Item 5.02. Departure of Directors or Certain Officers; Election of Directors;
Appointment of Certain Officers; Compensatory Arrangements of Certain Officers On August 8, 2008, ABM Industries Incorporated (the "Company") entered into an executive employment agreement substantially in the form of the Executive Employment Agreement filed as Exhibit 10.1 to this current report (the "Amended Executive Employment Agreement") with James P. McClure (Executive Vice President). On August 12, 2008, the Company entered into an Amended Executive Employment Agreement with James S. Lusk (Chief Financial Officer) and with Steven M. Zaccagnini (Executive Vice President). Messrs. Lusk, McClure and Zaccagnini are individually referred to herein as an "Executive". The Amended Executive Employment Agreement supersedes each Executive's prior employment agreement. The prior employment agreements for Messrs. McClure and Zaccagnini were scheduled to expire on October 31, 2008, and the prior employment agreement for Mr. Lusk was scheduled to expire on March 31, 2009.
The initial term of the Amended Executive Employment Agreement will expire on October 31, 2010, and the term will automatically renew for consecutive one-year terms unless the Company provides notice not to renew. Each Executive will continue to receive their current base salary, equal to $434,700 for Messrs. Lusk and Zaccagnini, and $550,000 for Mr. McClure. In addition, under the terms of the Amended Executive Employment Agreement, each Executive is eligible to receive an annual cash bonus pursuant to the Company's Performance Incentive Program, to participate in the Company's 2006 Equity Incentive Program and to receive such perquisites as are generally provided to similarly situated executives of the Company.

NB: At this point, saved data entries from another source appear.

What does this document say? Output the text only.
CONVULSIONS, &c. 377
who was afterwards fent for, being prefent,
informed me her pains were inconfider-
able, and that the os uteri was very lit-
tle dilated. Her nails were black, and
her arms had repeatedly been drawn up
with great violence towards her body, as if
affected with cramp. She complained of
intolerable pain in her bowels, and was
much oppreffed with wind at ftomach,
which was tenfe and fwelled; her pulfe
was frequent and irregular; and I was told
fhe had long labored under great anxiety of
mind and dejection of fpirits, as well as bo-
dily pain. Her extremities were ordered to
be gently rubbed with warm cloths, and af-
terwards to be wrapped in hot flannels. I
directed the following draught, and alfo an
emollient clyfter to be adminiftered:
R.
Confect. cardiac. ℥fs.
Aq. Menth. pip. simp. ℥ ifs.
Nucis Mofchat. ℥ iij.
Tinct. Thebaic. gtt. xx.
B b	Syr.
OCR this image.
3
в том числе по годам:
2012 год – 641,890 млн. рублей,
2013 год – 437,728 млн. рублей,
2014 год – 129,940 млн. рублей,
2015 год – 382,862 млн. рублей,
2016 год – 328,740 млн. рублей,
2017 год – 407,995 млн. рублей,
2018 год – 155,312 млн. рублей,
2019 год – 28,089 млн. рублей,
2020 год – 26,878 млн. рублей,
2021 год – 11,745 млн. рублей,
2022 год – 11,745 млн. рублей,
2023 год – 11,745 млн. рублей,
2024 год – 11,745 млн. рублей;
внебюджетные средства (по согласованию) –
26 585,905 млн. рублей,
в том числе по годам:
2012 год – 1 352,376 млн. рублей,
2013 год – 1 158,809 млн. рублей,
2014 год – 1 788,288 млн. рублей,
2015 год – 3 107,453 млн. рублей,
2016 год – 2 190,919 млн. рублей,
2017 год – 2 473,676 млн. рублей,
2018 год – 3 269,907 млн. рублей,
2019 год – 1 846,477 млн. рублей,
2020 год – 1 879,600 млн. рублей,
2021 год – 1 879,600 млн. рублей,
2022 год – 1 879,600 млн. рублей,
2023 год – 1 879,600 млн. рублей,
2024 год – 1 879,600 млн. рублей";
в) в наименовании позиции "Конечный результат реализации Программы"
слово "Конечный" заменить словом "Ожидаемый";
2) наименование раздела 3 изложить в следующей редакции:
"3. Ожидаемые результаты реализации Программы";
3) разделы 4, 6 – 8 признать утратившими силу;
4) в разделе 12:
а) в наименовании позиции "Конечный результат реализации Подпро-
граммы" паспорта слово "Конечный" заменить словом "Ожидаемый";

The Amended Executive Employment Agreement provides that the Company may terminate an Executive's employment without "Cause" (as defined in the Amended Executive Employment Agreement). Upon such a termination, an Executive's right to severance benefits will be governed by the terms of the Company's Severance Policy or any similar plan or policy of the Company as in effect from time to time that provides severance benefits upon a termination of employment. The Amended Executive Employment Agreement provides that if any amount or benefit to be paid to an Executive, whether pursuant to the Company's Severance Policy or otherwise, would create an obligation for an Executive to pay an excise tax under Section 280G of the Internal Revenue Code (an "Excess Parachute Payment"), such payment will be reduced so that no portion of the payment constitutes an Excess Parachute Payment, unless such reduction would result in an Executive receiving an amount that is less than 90% of the amount of the severance payment, after taking into account all applicable taxes on such payment, including any excise taxes.
The terms of the Amended Executive Employment Agreement provide that upon the termination of an Executive's employment for any reason, the Executive will refrain from competing with, or soliciting the employees or customers of the Company for one year following the termination of employment.
A copy of the form of the Amended Executive Employment Agreement is filed herewith as Exhibit 10.1 to this current report and is incorporated herein by reference.




Item 9.01. Financial Statements and Exhibits.
(c) Exhibits.

10.1 Form of Amended Executive Employment Agreement.